Membuka halaman pertama, seraya mencium bau lama dari kertas yang telah menguning, membuat saya termenung mengingat dua orang yang memperkenalkan saya pada buku favorit saya ini.
Tentu saja ada yang memperkenalkannya, karena saya dulu anak SD yang hobby baca novel. Setelah ngefans banget sama novel-novel terjemahan karya-karya Enid Blyton dan Astrid Lindgren, menemukan Lupus seperti menemukan taman bermain yang baru. Tata bahasa sehari-hari jauh dari EYD, tokoh yang lucu, dan yang pasti dari berbagai faktor yang ada, yang paling penting kenapa saya menyukainya adalah karena Lupus membuat Manik kecil begitu bahagia.
Dan dua orang yang memperkenalkan saya pada Lupus, yaitu kakak-kakak sepupu perempuan saya, kini telah tiada.
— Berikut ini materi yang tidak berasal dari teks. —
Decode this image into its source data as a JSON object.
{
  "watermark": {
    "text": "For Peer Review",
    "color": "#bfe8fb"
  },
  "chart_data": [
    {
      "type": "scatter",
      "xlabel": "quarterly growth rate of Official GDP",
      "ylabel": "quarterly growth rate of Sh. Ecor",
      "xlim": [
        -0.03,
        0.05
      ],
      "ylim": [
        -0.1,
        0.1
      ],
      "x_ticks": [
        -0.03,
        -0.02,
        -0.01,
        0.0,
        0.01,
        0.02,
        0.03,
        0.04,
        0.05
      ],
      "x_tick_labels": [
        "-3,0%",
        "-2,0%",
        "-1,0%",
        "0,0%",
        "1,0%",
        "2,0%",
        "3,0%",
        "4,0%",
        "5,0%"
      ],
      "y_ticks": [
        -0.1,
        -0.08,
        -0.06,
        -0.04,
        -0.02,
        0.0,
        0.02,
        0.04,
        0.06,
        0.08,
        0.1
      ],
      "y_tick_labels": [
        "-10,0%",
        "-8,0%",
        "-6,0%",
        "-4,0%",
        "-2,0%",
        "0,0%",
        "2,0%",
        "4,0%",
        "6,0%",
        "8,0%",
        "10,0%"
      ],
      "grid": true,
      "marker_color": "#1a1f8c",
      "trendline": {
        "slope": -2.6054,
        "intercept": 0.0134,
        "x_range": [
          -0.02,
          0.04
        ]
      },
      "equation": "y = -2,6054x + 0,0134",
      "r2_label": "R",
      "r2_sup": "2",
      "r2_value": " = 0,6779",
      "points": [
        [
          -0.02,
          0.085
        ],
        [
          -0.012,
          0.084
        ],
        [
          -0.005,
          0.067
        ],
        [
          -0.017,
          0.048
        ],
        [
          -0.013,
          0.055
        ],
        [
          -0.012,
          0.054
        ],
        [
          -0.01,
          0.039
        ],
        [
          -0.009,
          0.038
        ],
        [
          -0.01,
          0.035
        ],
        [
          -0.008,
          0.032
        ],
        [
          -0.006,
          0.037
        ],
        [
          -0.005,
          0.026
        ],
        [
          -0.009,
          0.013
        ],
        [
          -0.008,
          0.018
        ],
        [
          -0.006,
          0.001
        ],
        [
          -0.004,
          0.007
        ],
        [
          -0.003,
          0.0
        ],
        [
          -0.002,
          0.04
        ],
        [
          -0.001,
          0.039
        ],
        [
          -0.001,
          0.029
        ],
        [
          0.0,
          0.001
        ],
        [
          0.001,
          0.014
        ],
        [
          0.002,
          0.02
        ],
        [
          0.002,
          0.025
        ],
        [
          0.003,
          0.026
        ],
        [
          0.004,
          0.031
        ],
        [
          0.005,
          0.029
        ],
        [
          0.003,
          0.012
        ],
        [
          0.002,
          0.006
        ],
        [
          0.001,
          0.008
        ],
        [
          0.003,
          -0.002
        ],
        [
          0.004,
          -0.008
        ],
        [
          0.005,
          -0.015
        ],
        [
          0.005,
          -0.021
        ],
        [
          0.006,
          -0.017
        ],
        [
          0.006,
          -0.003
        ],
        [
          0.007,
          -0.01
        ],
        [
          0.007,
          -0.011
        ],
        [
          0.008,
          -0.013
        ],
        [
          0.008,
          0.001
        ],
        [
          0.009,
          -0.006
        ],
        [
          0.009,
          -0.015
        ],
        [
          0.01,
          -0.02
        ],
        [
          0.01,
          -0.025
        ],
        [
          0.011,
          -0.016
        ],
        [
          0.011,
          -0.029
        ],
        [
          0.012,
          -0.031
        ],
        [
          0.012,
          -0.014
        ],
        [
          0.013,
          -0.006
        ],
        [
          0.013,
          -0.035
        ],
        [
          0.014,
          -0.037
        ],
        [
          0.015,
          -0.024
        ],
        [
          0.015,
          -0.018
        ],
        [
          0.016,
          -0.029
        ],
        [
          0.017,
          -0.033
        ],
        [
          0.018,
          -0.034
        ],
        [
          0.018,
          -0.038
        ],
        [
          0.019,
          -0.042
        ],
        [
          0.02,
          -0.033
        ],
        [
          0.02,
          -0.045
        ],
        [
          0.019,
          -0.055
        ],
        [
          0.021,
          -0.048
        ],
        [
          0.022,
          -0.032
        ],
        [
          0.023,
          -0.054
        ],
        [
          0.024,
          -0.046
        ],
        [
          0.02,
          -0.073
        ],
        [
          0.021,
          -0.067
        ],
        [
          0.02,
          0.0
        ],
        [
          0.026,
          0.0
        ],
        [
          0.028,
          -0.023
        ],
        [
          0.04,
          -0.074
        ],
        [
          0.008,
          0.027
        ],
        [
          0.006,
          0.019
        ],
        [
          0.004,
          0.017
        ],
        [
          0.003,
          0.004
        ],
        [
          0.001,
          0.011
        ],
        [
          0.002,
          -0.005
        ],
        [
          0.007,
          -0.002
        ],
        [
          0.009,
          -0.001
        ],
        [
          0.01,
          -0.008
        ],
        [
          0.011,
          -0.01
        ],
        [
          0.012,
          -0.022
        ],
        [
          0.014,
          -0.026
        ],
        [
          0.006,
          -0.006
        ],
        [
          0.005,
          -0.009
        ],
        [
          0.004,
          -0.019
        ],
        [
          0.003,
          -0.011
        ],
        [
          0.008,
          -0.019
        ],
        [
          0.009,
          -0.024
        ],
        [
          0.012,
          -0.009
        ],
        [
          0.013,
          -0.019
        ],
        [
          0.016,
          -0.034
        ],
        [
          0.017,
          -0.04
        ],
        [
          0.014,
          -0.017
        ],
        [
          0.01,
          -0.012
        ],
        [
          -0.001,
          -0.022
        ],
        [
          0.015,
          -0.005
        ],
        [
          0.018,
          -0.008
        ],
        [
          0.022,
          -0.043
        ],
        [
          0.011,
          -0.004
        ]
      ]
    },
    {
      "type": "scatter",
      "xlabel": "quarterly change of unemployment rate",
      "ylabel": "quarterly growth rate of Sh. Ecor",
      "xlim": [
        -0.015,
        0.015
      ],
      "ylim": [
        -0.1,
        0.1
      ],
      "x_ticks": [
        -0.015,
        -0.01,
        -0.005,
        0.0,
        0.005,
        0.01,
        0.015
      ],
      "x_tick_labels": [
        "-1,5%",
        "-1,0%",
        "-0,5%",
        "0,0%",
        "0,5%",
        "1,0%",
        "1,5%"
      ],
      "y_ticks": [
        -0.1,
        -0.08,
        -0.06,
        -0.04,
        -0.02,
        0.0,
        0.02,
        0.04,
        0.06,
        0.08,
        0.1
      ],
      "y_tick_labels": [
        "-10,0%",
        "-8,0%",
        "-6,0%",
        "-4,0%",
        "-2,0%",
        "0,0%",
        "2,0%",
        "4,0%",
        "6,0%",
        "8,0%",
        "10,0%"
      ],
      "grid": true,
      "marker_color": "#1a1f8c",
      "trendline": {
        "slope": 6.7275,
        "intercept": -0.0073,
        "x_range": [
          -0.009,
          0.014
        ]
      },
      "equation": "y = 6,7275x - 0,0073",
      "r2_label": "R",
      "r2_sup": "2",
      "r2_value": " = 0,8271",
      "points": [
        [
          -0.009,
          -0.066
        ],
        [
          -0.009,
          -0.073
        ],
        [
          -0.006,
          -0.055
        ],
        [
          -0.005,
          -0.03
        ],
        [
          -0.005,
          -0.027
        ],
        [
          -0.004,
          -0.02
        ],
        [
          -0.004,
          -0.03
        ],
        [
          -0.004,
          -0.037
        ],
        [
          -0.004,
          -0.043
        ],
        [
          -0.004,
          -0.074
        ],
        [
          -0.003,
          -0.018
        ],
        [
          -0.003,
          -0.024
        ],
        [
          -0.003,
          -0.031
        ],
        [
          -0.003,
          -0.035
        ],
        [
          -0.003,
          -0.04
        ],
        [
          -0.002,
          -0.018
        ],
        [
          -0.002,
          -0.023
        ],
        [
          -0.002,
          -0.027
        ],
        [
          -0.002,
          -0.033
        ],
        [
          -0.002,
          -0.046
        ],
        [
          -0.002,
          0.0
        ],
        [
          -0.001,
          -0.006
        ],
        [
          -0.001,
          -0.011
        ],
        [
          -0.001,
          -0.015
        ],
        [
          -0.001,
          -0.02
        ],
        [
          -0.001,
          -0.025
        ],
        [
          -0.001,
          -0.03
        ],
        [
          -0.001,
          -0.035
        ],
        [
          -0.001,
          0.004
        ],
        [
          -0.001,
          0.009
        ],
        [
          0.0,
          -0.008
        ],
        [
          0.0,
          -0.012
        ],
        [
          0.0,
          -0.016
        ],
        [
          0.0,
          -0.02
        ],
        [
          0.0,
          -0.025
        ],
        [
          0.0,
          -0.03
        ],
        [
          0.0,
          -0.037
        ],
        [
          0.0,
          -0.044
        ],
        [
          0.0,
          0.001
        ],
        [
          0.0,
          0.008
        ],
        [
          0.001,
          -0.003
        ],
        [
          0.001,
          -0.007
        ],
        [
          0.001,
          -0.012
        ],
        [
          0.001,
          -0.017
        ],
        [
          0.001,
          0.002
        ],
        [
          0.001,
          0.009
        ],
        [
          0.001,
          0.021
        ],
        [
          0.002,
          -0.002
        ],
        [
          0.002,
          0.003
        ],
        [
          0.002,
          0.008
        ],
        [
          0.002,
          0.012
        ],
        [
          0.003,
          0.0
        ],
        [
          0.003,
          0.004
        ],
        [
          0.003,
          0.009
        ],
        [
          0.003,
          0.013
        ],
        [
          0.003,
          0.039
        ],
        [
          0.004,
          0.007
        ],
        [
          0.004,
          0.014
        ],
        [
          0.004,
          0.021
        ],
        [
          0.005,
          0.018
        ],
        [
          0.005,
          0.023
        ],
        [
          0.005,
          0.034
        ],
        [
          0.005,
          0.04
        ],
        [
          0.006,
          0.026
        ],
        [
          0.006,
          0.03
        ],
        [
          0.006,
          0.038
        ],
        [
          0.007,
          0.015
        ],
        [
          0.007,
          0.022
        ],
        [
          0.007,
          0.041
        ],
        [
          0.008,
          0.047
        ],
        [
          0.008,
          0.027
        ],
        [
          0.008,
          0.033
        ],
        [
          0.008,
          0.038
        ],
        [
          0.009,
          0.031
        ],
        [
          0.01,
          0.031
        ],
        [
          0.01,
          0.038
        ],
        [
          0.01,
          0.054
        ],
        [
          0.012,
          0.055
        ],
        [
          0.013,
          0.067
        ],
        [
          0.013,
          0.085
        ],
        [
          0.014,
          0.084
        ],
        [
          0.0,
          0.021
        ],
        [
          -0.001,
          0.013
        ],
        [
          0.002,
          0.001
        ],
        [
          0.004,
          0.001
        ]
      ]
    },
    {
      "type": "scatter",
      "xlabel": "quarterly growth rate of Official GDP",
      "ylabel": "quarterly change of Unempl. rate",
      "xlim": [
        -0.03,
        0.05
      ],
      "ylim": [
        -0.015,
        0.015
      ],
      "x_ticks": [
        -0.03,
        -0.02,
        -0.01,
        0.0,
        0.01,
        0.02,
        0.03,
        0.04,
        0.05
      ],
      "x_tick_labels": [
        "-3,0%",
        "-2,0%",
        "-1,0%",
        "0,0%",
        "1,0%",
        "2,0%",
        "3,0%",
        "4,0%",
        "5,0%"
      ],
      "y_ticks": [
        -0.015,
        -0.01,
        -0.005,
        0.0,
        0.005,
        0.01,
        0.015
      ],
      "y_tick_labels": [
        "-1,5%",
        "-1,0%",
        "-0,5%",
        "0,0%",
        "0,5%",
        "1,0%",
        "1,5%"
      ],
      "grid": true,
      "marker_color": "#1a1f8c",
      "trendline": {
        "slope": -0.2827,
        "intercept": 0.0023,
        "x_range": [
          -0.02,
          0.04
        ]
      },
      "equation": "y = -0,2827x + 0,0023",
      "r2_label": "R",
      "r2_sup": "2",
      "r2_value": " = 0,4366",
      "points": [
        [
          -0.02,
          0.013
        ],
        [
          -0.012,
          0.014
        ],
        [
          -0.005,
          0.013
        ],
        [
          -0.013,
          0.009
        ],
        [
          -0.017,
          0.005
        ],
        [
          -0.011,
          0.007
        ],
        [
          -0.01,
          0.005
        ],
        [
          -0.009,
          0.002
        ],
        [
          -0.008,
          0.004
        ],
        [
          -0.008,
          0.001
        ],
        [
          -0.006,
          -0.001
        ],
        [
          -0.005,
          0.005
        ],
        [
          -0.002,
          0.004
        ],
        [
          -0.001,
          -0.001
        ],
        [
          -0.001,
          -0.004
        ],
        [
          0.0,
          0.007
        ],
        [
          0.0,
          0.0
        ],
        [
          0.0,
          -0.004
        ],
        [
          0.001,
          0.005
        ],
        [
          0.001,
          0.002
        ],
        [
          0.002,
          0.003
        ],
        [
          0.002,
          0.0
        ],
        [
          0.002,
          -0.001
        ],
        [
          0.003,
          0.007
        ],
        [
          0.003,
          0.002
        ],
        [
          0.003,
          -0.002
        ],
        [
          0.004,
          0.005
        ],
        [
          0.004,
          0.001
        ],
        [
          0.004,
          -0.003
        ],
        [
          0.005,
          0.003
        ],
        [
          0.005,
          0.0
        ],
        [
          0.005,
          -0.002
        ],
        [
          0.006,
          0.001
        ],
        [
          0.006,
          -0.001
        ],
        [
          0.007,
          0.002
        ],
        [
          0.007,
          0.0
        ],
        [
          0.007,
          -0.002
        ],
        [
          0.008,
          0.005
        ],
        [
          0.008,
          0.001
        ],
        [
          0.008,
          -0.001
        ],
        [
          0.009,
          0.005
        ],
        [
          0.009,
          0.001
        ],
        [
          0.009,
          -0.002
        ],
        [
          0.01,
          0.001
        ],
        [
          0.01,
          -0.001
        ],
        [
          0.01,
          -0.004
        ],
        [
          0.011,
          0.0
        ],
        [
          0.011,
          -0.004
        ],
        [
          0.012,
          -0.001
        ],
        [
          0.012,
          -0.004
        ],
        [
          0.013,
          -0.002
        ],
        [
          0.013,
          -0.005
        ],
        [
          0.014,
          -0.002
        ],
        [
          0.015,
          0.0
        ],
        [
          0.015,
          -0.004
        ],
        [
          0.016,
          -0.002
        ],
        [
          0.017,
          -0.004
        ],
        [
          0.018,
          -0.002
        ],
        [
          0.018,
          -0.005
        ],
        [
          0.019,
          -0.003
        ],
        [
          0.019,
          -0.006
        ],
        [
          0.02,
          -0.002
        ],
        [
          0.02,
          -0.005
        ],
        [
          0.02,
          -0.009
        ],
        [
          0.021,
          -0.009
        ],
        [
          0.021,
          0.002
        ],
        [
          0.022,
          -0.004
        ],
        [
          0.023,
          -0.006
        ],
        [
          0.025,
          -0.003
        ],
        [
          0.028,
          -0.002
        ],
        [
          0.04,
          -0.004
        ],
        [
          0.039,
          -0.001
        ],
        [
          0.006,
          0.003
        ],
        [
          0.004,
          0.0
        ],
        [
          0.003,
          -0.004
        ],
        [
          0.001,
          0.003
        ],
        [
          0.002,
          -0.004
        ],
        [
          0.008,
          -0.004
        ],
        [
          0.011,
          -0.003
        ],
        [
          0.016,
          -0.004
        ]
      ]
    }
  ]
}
Saya masih mencoba untuk terus membacanya. Kini buku ini terasa begitu tipis untuk ukuran sebuah novel. Bab demi bab yang dulu membuat saya terpingkal-pingkal saat membacanya kini tidak lagi. Mungkin akibat kelucuan-kelucuan yang lebih dahsyat lainnya yang saya alami dalam hidup saya. Sehingga kekonyolan Lupus tak lagi terlalu menggelitik otak saya yang kini sudah dewasa. Lupus mampu membuat Manik kecil 30 tahun yang lalu terbahak-bahak. Kini, Manik dewasa hanya tersenyum.

Buku Kejarlah Daku Kau Ku Jitak sudah saya tamatkan.
Lalu apa yang saya rasakan?
Ternyata saya sudah terperosok jauh ke jurang kepedihan yang mendalam. Bukan hanya terkenang momen tertawa saat membacanya di akhir tahun 80an itu bersama dua kakak sepupu perempuanku. Tapi kepedihan atas cerita Lupus itu sendiri.

Sedih mengenang tahun-tahun yang sarat akan kesederhanaan jaman.
Pedih mempertanyakan kehadiran tokoh-tokoh di buku itu kini. Masihkah ada di suatu tempat, atau berada bersama sepupu-sepupuku di sana.
Perih karena aku telah berada di masa yang sangat jauhhhhh dari usia Lupus tokoh idola masa kecilku itu. Bahkan mungkin usiaku kini lebih tua dari tokoh ibu Lupus.
Dan yang paling menyakitkan adalah menyadari bahwa waktu tak kan pernah kembali lagi.


Lupus. Cetakan pertama tahun 1986. Kenangan masa lalu yang selalu akan ku simpan rapi dalam kotak kecil berpita biru muda di salah satu sudut hatiku. Sesekali kan ku buka jika ku rindu Manik kecil yang rambutnya diikat buntut kuda.

Jadi melalui tulisan ini saya nyatakan, bahwa teori kenangan-indah- itu-tidak ada, akan segera saya publikasikan sebagai penemuan saya terbaru.